I also posted this article on my LJ. You might want to check out the discussion there. ;)
Nice post, Chris; I might quibble at one or two minor points - e.g. I'm not sure Lenin was so averse to political violence as you seem to suggest - but in the main all I have to do is nod and agree.
It's an interesting question: I once worked my way through War and Peace (not in the original, although I have got the Latin), but got bogged down right at the end, when Tolstoy goes into his theoru of history. I haven't gone back to check, but I seem to recall him arguing that history was driven by individuals gaining power. This seems to me fundamentally wrong, and I am much closer to what I read you as arguing: that, for example, if Hitler had not come to power, the conditions pertaining in Germany at the time may well have thrown up another figure who could have been at least as monstrous, if not more so. So it's not the individuals who matter, it's just that someone will inevitably get thrown to the top of whichever heap has been created. And, generally, then go ahead and make it worse...
Hey, Ian!
I didn't mean to suggest that Lenin wasn't opposed to political violence, but merely suggest (and fully knowing that who KNOWS what would have happened if he'd lived a longer life) that his political violence wasn't of Stalinist proportions. I fully feel that post-revolutionary Russia is one of those violence socialist revolutions that produced a military dictatorship with an awful human rights record, definitely. But Lenin wasn't any more violent than, say, the Tsar's government. Which might be a quibbling distinction so forgive me if it sounds defensive. ;)
Tolstoy was a proponent of the Big Man theory of history, yeah. That political change is made by guys like Alexander the Great and Napoleon. I'm not a fan of that. I'm not sure there *is* a term for what I think the driving force of history is -- I think it's technology. That a person will build something and then, over time, we work out the political ramifications of that "thing". So, people invented horticulture and then they invented villages and then kingship to rule (or, perhaps, misrule) those villages. Or someone invents cannons and a guy like Napoleon figures out what to do with them. So, I suspect that someone like Hitler -- who discovered the political ramifications of the genocidal implications of industrial technology -- was more or less inevitable (and, indeed, duplicated in people like Stalin and Pol Pot).

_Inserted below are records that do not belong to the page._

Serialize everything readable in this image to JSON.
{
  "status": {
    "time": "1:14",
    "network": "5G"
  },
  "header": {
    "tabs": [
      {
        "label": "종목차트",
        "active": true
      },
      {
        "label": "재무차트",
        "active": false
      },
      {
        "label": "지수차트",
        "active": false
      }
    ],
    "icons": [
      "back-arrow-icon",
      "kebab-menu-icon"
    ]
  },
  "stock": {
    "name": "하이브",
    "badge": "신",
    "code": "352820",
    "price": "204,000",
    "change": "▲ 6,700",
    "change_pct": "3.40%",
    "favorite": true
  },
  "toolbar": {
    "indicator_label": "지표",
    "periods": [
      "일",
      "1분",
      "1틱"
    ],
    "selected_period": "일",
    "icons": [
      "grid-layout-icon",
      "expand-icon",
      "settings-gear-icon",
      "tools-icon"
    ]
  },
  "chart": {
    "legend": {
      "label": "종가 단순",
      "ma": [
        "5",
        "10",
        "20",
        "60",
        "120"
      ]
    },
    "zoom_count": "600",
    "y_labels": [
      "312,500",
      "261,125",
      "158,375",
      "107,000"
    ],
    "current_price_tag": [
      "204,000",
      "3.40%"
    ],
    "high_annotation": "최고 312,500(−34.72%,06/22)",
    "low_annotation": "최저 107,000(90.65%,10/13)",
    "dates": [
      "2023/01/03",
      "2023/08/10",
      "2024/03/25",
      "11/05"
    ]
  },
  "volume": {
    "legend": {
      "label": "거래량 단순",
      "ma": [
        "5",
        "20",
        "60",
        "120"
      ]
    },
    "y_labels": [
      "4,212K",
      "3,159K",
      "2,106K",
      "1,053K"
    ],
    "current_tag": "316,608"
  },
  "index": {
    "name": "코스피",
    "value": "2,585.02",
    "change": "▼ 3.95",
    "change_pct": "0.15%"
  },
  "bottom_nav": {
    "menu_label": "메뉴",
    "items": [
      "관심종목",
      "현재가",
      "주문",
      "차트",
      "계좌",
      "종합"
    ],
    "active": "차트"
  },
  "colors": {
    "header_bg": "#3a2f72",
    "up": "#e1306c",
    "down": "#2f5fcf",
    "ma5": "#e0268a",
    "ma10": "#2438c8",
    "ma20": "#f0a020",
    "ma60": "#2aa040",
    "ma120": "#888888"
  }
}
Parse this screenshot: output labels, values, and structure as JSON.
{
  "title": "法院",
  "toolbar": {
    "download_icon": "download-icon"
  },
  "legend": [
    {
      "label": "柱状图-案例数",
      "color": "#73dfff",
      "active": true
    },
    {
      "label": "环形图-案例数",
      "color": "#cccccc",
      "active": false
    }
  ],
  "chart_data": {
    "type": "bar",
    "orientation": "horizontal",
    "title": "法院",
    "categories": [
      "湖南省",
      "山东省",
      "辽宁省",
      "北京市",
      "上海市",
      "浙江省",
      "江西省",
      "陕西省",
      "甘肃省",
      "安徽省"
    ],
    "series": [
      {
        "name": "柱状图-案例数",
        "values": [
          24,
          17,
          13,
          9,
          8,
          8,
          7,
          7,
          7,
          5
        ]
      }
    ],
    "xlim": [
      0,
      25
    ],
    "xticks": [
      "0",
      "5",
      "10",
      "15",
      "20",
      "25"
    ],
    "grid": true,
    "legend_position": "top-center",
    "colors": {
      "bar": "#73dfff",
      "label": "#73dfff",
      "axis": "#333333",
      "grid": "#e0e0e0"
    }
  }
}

This belief is related to social history, where broad culture creates the preconditions for the development of a certain kind of leader. So, in social history Hitler arose because of stuff like Germany's humiliation after the Treaty of Versailles and the endemic anti-semitism that was part of Germany's culture for at least a thousand years. (I don't think that social history is incompatible with my own pet historical theory, I should add, hehe.) That a person like Hitler didn't arise in a social vacuum -- that he was created by social forces and was merely the means through which Germany enacted already broadly existing fears and frustrations. That Hitler came to exist because the Germany people wanted someone like Hitler to come to exist. That makes somewhat more sense to me that the whole Great Man theory of history.
I agree that pacifists are ahead of their time. Like you, I could not quite be one but I would like to be. A pacifist I much admire is Vera Brittain. Few people know of her now but she was much maligned for opposing WW2.